Thursday, August 22, 2013

My MS is not her MS is not his MS is not...

I harbored a lot of anger and resentment for some time because there was a woman that I knew in passing that repeatedly asked me if I was going to have more children.  I dearly wanted more children but I had two miscarriages.  The first left me feeling numb from head to toe on the whole right side of my body.  The second left me with a bout of optic neuritis and blind in my right eye.  Both are resolved now but knowing how my body would react to those hormonal changes made the decision quite clear.

Still she pressed on and on week after week.  "My friend has MS and she has 5 kids and is doing fine."  I'm happy that your friend is able to do that, truly I am.  MS steals so much away from us that her being able to have that in her life is wonderful.  She pressed and pressed, even got to the point where she asked me daughter, 6 or 7 at the time, if she wanted a brother or sister.

I never spoke to her again.  That pissed me off to no end.  Blabber to me about my decision to not have any more children, even though it is not your business at all, blah, blah, blah, blah, blah - steam rolls out of my ears, but approach my one and only child and bring her into your selfish nonsense and you are dealing with mama bear.

Other than the marked clinical MS diagnoses [relapsing-remitting (RRMS), secondary progressive (SPMS), primary progressive (PPMS)], there are significant disease courses within those diagnoses that affect one's life,  Someone may have a PPMS, being completely wheelchair bound, unable to dress themselves but have no cognitive side effects and may be able to hold a job as a professor, for example.  Someone with RRMS may be able to run a marathon but have cognitive side effects that make holding a job impossible.

MS can affect speech, bladder and bowel function, mobility, strength, coordination.  It can cause intense fatigue, insomnia, depression (both from the aspect of dealing with the disease and damage to parts of the brain that control emotions), emotional lability (responding inappropriately like laughing at a funeral).

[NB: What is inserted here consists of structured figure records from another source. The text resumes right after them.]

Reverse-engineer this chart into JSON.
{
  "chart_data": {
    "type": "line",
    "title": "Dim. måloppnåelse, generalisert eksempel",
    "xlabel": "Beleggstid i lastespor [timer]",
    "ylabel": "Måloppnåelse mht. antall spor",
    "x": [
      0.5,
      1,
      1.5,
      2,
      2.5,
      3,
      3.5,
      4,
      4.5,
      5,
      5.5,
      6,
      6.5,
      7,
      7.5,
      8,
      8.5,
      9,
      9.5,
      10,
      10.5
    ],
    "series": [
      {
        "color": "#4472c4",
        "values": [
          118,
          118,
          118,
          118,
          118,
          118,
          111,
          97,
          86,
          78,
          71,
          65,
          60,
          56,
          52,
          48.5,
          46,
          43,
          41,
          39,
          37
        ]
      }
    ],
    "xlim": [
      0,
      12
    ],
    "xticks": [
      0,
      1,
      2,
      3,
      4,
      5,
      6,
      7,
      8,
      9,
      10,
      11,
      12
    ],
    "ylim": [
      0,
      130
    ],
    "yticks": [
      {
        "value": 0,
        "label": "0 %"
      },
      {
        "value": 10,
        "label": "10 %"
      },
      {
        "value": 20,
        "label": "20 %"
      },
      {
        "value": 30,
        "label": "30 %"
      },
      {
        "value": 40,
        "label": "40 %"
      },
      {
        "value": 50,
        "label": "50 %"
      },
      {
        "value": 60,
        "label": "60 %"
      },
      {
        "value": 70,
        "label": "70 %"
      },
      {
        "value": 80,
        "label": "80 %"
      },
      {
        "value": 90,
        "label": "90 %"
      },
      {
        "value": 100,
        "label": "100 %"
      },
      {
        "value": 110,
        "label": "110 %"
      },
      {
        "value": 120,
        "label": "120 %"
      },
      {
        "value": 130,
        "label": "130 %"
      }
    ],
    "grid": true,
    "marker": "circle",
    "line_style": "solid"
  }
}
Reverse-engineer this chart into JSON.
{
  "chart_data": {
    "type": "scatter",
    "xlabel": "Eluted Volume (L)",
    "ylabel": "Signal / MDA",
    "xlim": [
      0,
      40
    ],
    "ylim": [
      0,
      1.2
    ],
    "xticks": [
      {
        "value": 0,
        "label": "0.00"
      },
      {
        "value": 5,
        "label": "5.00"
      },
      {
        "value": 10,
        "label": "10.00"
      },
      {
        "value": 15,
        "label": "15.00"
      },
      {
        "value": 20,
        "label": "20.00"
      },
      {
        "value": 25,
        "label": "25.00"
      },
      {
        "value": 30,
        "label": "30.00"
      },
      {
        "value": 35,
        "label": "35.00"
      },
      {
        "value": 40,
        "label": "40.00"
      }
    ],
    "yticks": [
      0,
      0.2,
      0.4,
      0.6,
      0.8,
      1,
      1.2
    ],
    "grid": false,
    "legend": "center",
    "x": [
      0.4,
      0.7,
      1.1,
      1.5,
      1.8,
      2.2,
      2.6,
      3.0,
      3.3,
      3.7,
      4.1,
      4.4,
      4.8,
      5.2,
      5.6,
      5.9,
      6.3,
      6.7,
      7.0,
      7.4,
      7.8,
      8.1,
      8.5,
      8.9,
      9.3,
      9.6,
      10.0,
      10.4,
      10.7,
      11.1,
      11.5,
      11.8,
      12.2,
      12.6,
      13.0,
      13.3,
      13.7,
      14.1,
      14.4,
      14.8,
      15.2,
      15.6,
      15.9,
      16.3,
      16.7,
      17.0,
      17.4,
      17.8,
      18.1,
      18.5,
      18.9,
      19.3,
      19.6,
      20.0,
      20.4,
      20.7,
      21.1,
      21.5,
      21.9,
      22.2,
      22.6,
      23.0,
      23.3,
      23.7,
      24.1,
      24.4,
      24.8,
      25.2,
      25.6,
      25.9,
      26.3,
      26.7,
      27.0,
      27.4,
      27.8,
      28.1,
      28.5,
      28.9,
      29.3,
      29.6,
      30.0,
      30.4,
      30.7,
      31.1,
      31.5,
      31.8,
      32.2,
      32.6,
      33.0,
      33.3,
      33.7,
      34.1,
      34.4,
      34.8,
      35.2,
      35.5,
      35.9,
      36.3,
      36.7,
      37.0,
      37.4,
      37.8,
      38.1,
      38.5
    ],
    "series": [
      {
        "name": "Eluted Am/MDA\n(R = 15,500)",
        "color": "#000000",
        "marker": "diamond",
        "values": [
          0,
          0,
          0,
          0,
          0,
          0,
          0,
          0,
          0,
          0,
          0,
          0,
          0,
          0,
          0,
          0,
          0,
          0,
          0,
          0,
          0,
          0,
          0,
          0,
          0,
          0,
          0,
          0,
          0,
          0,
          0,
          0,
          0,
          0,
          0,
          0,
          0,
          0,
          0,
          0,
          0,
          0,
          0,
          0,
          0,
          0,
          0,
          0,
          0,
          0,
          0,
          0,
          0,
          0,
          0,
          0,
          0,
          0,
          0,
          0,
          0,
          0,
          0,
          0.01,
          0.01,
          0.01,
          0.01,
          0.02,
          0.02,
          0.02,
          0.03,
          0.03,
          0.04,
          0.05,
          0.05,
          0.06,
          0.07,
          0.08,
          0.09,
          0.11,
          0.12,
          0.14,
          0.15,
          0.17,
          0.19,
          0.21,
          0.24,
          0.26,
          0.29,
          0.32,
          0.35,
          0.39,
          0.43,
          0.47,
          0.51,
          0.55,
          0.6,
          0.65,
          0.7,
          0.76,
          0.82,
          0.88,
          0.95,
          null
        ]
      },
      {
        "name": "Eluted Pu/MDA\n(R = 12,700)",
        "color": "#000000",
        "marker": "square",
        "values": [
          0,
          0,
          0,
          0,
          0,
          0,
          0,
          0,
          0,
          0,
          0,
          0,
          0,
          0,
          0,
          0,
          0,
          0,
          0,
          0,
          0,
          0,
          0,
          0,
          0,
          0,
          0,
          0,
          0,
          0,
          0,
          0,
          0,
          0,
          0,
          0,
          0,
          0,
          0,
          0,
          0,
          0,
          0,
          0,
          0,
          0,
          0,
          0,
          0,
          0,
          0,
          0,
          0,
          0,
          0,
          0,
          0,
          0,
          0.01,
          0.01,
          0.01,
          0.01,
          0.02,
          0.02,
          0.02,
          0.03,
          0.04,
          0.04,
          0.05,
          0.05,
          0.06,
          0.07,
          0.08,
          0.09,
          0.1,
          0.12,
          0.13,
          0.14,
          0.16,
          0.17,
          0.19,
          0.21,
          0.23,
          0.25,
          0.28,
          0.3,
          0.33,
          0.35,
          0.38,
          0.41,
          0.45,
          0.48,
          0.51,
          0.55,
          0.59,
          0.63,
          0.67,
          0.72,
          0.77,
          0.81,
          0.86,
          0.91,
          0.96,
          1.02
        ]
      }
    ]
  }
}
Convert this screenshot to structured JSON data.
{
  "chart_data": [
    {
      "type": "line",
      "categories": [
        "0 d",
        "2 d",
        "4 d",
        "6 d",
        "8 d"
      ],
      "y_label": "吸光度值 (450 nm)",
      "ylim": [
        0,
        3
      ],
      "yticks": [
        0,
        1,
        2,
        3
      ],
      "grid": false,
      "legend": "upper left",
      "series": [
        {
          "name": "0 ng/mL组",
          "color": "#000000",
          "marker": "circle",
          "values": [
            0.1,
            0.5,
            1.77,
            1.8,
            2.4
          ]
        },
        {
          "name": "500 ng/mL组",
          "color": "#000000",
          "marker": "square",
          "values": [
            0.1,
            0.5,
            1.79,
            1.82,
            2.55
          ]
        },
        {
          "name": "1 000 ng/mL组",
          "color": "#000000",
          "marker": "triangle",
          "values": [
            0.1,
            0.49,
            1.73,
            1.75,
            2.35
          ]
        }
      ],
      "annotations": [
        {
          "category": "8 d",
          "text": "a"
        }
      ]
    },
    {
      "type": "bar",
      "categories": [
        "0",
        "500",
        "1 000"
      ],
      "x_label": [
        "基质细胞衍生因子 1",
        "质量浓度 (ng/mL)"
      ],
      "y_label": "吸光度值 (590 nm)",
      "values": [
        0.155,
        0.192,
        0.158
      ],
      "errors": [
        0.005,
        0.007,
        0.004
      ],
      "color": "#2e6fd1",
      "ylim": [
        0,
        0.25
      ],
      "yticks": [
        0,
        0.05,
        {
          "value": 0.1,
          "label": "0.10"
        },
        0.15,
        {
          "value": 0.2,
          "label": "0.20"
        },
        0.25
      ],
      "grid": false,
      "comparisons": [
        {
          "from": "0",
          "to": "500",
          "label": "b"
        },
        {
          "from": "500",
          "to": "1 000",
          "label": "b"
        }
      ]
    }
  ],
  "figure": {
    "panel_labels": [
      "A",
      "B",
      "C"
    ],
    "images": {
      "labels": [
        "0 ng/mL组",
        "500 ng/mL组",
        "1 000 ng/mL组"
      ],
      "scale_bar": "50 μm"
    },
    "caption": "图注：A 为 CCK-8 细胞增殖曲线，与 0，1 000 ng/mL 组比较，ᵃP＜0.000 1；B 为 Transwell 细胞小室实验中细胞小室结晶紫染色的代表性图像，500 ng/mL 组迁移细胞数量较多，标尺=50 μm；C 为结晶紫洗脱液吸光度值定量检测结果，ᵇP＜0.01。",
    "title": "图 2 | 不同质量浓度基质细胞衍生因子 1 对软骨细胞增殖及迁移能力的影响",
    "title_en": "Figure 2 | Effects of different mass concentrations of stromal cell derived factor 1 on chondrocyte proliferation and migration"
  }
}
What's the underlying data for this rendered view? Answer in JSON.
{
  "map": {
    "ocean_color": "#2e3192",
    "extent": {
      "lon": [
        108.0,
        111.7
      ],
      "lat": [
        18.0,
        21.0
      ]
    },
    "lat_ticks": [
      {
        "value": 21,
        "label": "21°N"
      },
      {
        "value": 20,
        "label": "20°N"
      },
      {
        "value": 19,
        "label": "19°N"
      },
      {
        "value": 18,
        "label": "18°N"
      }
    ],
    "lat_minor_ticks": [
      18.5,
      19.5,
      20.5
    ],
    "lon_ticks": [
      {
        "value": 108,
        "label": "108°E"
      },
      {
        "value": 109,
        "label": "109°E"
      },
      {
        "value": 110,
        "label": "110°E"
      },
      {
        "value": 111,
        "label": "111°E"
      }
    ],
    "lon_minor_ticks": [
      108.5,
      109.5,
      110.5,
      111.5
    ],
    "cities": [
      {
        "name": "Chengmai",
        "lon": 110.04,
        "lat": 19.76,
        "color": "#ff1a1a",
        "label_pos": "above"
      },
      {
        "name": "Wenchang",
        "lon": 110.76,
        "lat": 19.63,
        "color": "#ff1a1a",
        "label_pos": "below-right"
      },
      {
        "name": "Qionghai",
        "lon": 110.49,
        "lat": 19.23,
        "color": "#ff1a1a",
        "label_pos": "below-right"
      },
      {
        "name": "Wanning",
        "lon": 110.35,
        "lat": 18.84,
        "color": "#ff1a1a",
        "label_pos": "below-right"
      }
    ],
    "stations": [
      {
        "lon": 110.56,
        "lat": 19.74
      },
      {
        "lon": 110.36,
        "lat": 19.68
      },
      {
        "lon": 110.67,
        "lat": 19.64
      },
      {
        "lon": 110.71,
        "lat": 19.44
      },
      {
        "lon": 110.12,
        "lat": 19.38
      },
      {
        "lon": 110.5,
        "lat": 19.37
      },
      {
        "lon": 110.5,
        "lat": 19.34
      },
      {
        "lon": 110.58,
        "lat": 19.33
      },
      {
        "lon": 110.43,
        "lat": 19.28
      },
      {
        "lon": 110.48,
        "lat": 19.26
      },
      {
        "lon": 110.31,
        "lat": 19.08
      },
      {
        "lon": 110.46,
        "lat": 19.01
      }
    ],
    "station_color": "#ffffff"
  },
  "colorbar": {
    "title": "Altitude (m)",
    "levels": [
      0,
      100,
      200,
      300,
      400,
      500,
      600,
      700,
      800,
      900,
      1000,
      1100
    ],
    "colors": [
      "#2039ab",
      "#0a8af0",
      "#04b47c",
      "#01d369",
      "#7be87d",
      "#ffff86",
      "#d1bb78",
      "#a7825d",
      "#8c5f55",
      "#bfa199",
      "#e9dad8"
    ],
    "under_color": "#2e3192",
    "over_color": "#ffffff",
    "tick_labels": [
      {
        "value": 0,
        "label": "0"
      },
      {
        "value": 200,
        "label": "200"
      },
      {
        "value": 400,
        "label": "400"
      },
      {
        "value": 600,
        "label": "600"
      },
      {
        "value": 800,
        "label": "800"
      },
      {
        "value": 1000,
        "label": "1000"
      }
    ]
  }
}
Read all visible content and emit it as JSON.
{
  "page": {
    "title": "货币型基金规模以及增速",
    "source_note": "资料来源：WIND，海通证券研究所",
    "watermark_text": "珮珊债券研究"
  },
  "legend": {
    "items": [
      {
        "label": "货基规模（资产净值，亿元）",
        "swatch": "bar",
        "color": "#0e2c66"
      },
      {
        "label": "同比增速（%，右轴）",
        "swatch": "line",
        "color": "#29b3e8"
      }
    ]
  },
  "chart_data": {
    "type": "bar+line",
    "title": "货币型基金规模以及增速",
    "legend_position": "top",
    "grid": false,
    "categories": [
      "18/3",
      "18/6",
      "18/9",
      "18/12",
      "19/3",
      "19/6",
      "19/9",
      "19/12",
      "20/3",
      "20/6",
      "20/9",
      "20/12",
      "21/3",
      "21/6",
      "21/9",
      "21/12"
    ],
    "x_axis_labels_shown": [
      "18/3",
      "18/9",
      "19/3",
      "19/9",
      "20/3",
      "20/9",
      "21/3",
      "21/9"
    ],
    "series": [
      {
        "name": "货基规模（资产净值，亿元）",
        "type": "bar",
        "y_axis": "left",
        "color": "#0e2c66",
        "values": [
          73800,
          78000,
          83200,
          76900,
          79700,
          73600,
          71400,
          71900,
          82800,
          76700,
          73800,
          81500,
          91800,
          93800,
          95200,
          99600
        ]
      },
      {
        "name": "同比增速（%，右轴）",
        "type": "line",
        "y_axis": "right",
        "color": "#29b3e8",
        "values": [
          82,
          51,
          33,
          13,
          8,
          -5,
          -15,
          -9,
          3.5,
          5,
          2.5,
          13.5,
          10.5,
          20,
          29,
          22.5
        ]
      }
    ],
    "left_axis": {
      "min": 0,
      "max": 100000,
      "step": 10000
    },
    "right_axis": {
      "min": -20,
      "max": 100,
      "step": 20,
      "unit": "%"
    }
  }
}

MS can cause others to compare you to a relative or friend that has MS and "Hey, they have 5 kids and are doing great!" or "My uncle was diagnosed and within 3 days his diaphram stopped working and he died." or "I have MS but it doesn't have me!" or "My friend was diagnosed when she was 24 and is 28 and is in a nursing home and can't do anything by herself".

Comparing one persons MS to another's is not like comparing the last time you had the stomach flu with someone else.  It can be as different as assuming that if someone says they have cancer that their course will automatically be the same as someone else even if the diagnoses are easily removable in-office skin cancer versus stage 4 pancreatic cancer.  Like cancers, not all MS is created equal.

Don't get me wrong, saying that you know someone else with MS and know what they have gone through it great, make the connection but don't assume that I am just like that person.  Don't assume that since they struggle with fatigue that they have been able to treat well with medications that I am just not taking the right things or don't know what I am doing with my disease course.  Yes, I'm happy that it works for them but I have tried several of the anti-fatigue meds and they haven't worked for me.

My symptom and disease management is between me, my doctor and my family.  I love to hear if there's a new treatment that works.  I appreciate being shared information.  I appreciate being thought of but if I decide that a treatment isn't right for me, a life altering decision isn't for me and my family, I would also appreciate if you could just see that not all treatments work for all people, statistically the standard treatments work on 30% off all patients (most non-MSers don't know that).  That's a pretty big failure rate, in my opinion and takes a big leap of faith to try them to begin with considering some of the side effects (flu-like symptoms that persist for months, injection site reactions, scar tissue build-up, liver damage, etc. ).  I took 12 rounds of chemotherapy over 2 years with potential side-effects of congestive heart failure or leukemia.

Luckily I went into remission.  My original deficits are still present but I had quickly gone from walking unaided to a cane and then to a walker and got a wheelchair for distances.  Most days I can walk unaided now.  I praise the way Novantrone worked for me but I know it doesn't work for everyone.  My MS is not your MS is not her MS is not his MS.  Please remember that.